Eye Movement Desensitization and Reprocessing (EMDR) is an evidence-based approach that can support a wide range of symptoms, including anxiety, trauma responses, eating disorders, and other experiences of emotional overwhelm or feeling “stuck.”

Rather than seeing symptoms as problems to eliminate, EMDR is grounded in the idea that they often develop as adaptations—ways the nervous system has learned to protect you, stay safe, or make sense of past experiences.
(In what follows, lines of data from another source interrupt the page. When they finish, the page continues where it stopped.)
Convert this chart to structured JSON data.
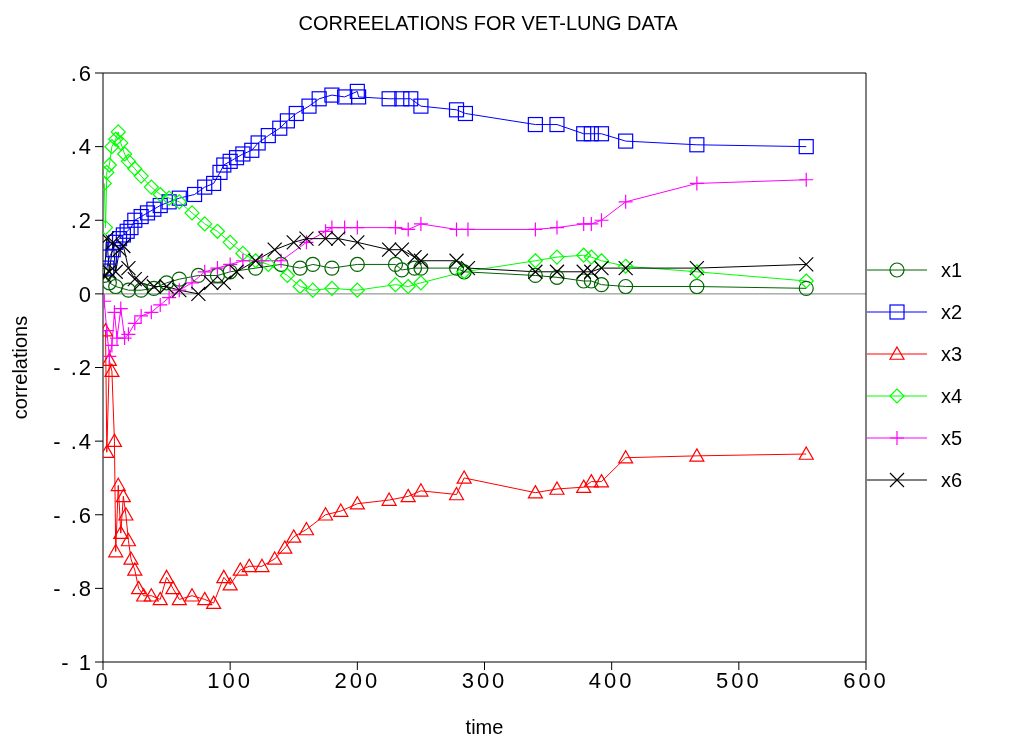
{
  "chart_data": {
    "type": "line",
    "title": "CORREELATIONS FOR VET-LUNG DATA",
    "xlabel": "time",
    "ylabel": "correlations",
    "xlim": [
      0,
      600
    ],
    "xticks": [
      0,
      100,
      200,
      300,
      400,
      500,
      600
    ],
    "ylim": [
      -1,
      0.6
    ],
    "yticks": [
      {
        "value": -1,
        "label": "- 1"
      },
      {
        "value": -0.8,
        "label": "- .8"
      },
      {
        "value": -0.6,
        "label": "- .6"
      },
      {
        "value": -0.4,
        "label": "- .4"
      },
      {
        "value": -0.2,
        "label": "- .2"
      },
      {
        "value": 0,
        "label": "0"
      },
      {
        "value": 0.2,
        "label": ".2"
      },
      {
        "value": 0.4,
        "label": ".4"
      },
      {
        "value": 0.6,
        "label": ".6"
      }
    ],
    "grid": false,
    "legend": "right",
    "ref_lines": [
      {
        "axis": "y",
        "value": 0,
        "color": "#808080"
      }
    ],
    "series": [
      {
        "name": "x1",
        "color": "#006400",
        "marker": "circle",
        "x": [
          1,
          5,
          10,
          20,
          30,
          40,
          50,
          60,
          75,
          90,
          100,
          120,
          140,
          155,
          165,
          180,
          200,
          230,
          235,
          245,
          250,
          278,
          284,
          340,
          357,
          378,
          384,
          392,
          411,
          467,
          553
        ],
        "values": [
          0.05,
          0.03,
          0.02,
          0.01,
          0.01,
          0.015,
          0.03,
          0.04,
          0.05,
          0.05,
          0.06,
          0.07,
          0.08,
          0.07,
          0.08,
          0.07,
          0.08,
          0.08,
          0.065,
          0.07,
          0.07,
          0.07,
          0.06,
          0.05,
          0.045,
          0.035,
          0.035,
          0.025,
          0.02,
          0.02,
          0.015
        ]
      },
      {
        "name": "x2",
        "color": "#0000ff",
        "marker": "square",
        "x": [
          3,
          5,
          8,
          10,
          13,
          16,
          19,
          22,
          25,
          30,
          35,
          40,
          45,
          52,
          60,
          72,
          80,
          87,
          92,
          95,
          100,
          105,
          110,
          117,
          122,
          130,
          139,
          145,
          152,
          162,
          170,
          180,
          190,
          200,
          201,
          225,
          235,
          242,
          250,
          278,
          285,
          340,
          357,
          378,
          384,
          392,
          411,
          467,
          553
        ],
        "values": [
          0.07,
          0.1,
          0.12,
          0.14,
          0.15,
          0.16,
          0.17,
          0.18,
          0.2,
          0.21,
          0.22,
          0.23,
          0.24,
          0.25,
          0.26,
          0.27,
          0.29,
          0.3,
          0.33,
          0.35,
          0.36,
          0.37,
          0.38,
          0.39,
          0.41,
          0.43,
          0.45,
          0.47,
          0.49,
          0.51,
          0.53,
          0.54,
          0.535,
          0.55,
          0.535,
          0.53,
          0.53,
          0.53,
          0.51,
          0.5,
          0.49,
          0.46,
          0.46,
          0.435,
          0.435,
          0.435,
          0.415,
          0.405,
          0.4
        ]
      },
      {
        "name": "x3",
        "color": "#ff0000",
        "marker": "triangle",
        "x": [
          2,
          3,
          5,
          7,
          9,
          10,
          12,
          14,
          16,
          18,
          20,
          22,
          25,
          28,
          32,
          38,
          45,
          50,
          55,
          60,
          70,
          80,
          87,
          95,
          100,
          108,
          115,
          125,
          135,
          143,
          150,
          160,
          175,
          187,
          200,
          225,
          240,
          250,
          278,
          284,
          340,
          357,
          378,
          384,
          392,
          411,
          467,
          553
        ],
        "values": [
          -0.1,
          -0.43,
          -0.18,
          -0.21,
          -0.4,
          -0.7,
          -0.52,
          -0.65,
          -0.55,
          -0.6,
          -0.67,
          -0.72,
          -0.75,
          -0.8,
          -0.82,
          -0.82,
          -0.83,
          -0.77,
          -0.8,
          -0.83,
          -0.82,
          -0.83,
          -0.84,
          -0.77,
          -0.79,
          -0.75,
          -0.74,
          -0.74,
          -0.72,
          -0.69,
          -0.66,
          -0.64,
          -0.6,
          -0.59,
          -0.57,
          -0.56,
          -0.55,
          -0.535,
          -0.545,
          -0.5,
          -0.54,
          -0.53,
          -0.525,
          -0.51,
          -0.51,
          -0.445,
          -0.44,
          -0.435
        ]
      },
      {
        "name": "x4",
        "color": "#00ff00",
        "marker": "diamond",
        "x": [
          1,
          2,
          3,
          5,
          7,
          10,
          12,
          14,
          17,
          20,
          25,
          30,
          38,
          45,
          52,
          60,
          70,
          80,
          90,
          100,
          110,
          120,
          130,
          145,
          155,
          165,
          180,
          200,
          230,
          240,
          250,
          284,
          340,
          357,
          378,
          384,
          392,
          411,
          467,
          553
        ],
        "values": [
          0.3,
          0.18,
          0.33,
          0.35,
          0.4,
          0.42,
          0.44,
          0.41,
          0.38,
          0.36,
          0.34,
          0.32,
          0.29,
          0.27,
          0.26,
          0.25,
          0.22,
          0.19,
          0.17,
          0.14,
          0.11,
          0.09,
          0.08,
          0.05,
          0.02,
          0.01,
          0.015,
          0.01,
          0.025,
          0.02,
          0.03,
          0.06,
          0.09,
          0.1,
          0.105,
          0.1,
          0.09,
          0.075,
          0.06,
          0.035
        ]
      },
      {
        "name": "x5",
        "color": "#ff00ff",
        "marker": "cross",
        "x": [
          1,
          3,
          5,
          7,
          9,
          11,
          14,
          17,
          20,
          25,
          30,
          38,
          45,
          52,
          60,
          70,
          80,
          90,
          100,
          110,
          125,
          140,
          160,
          175,
          180,
          190,
          200,
          230,
          240,
          250,
          278,
          287,
          340,
          357,
          378,
          384,
          392,
          411,
          467,
          553
        ],
        "values": [
          -0.02,
          -0.1,
          -0.17,
          -0.14,
          -0.05,
          -0.12,
          -0.04,
          -0.12,
          -0.11,
          -0.08,
          -0.06,
          -0.05,
          -0.03,
          -0.01,
          0.01,
          0.03,
          0.06,
          0.07,
          0.08,
          0.09,
          0.09,
          0.09,
          0.14,
          0.17,
          0.18,
          0.18,
          0.18,
          0.18,
          0.175,
          0.19,
          0.175,
          0.175,
          0.175,
          0.18,
          0.19,
          0.19,
          0.2,
          0.25,
          0.3,
          0.31
        ]
      },
      {
        "name": "x6",
        "color": "#000000",
        "marker": "cross",
        "x": [
          1,
          3,
          5,
          8,
          10,
          13,
          16,
          20,
          25,
          30,
          40,
          50,
          60,
          75,
          85,
          95,
          105,
          120,
          135,
          150,
          160,
          175,
          185,
          200,
          225,
          235,
          245,
          250,
          278,
          287,
          340,
          357,
          378,
          384,
          392,
          411,
          467,
          553
        ],
        "values": [
          0.05,
          0.15,
          0.06,
          0.14,
          0.06,
          0.12,
          0.13,
          0.07,
          0.04,
          0.03,
          0.02,
          0.02,
          0.01,
          0.0,
          0.03,
          0.03,
          0.06,
          0.09,
          0.12,
          0.14,
          0.15,
          0.15,
          0.15,
          0.14,
          0.12,
          0.12,
          0.1,
          0.09,
          0.09,
          0.07,
          0.06,
          0.06,
          0.06,
          0.06,
          0.07,
          0.07,
          0.07,
          0.08
        ]
      }
    ]
  }
}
From this perspective, current struggles can often be understood in connection to earlier experiences, beliefs, and environments that shaped them.

EMDR is a bottom-up, integrative approach, meaning it works with both the body and the nervous system in addition to thoughts and emotions. This perspective also deeply shapes my overall therapeutic style, even when EMDR is not being used directly in session.

In practice, EMDR follows an 8-phase approach that includes understanding your history, building resourcing and stability, identifying target experiences, and then supporting the brain in reprocessing those experiences so they are less emotionally charged and more integrated. The process also includes strengthening adaptive beliefs and supporting the body in returning to a sense of safety and regulation.

I am EMDRIA-certified and have completed additional training in EMDR and dissociation, ego states work, and EMDR-informed approaches for eating disorders.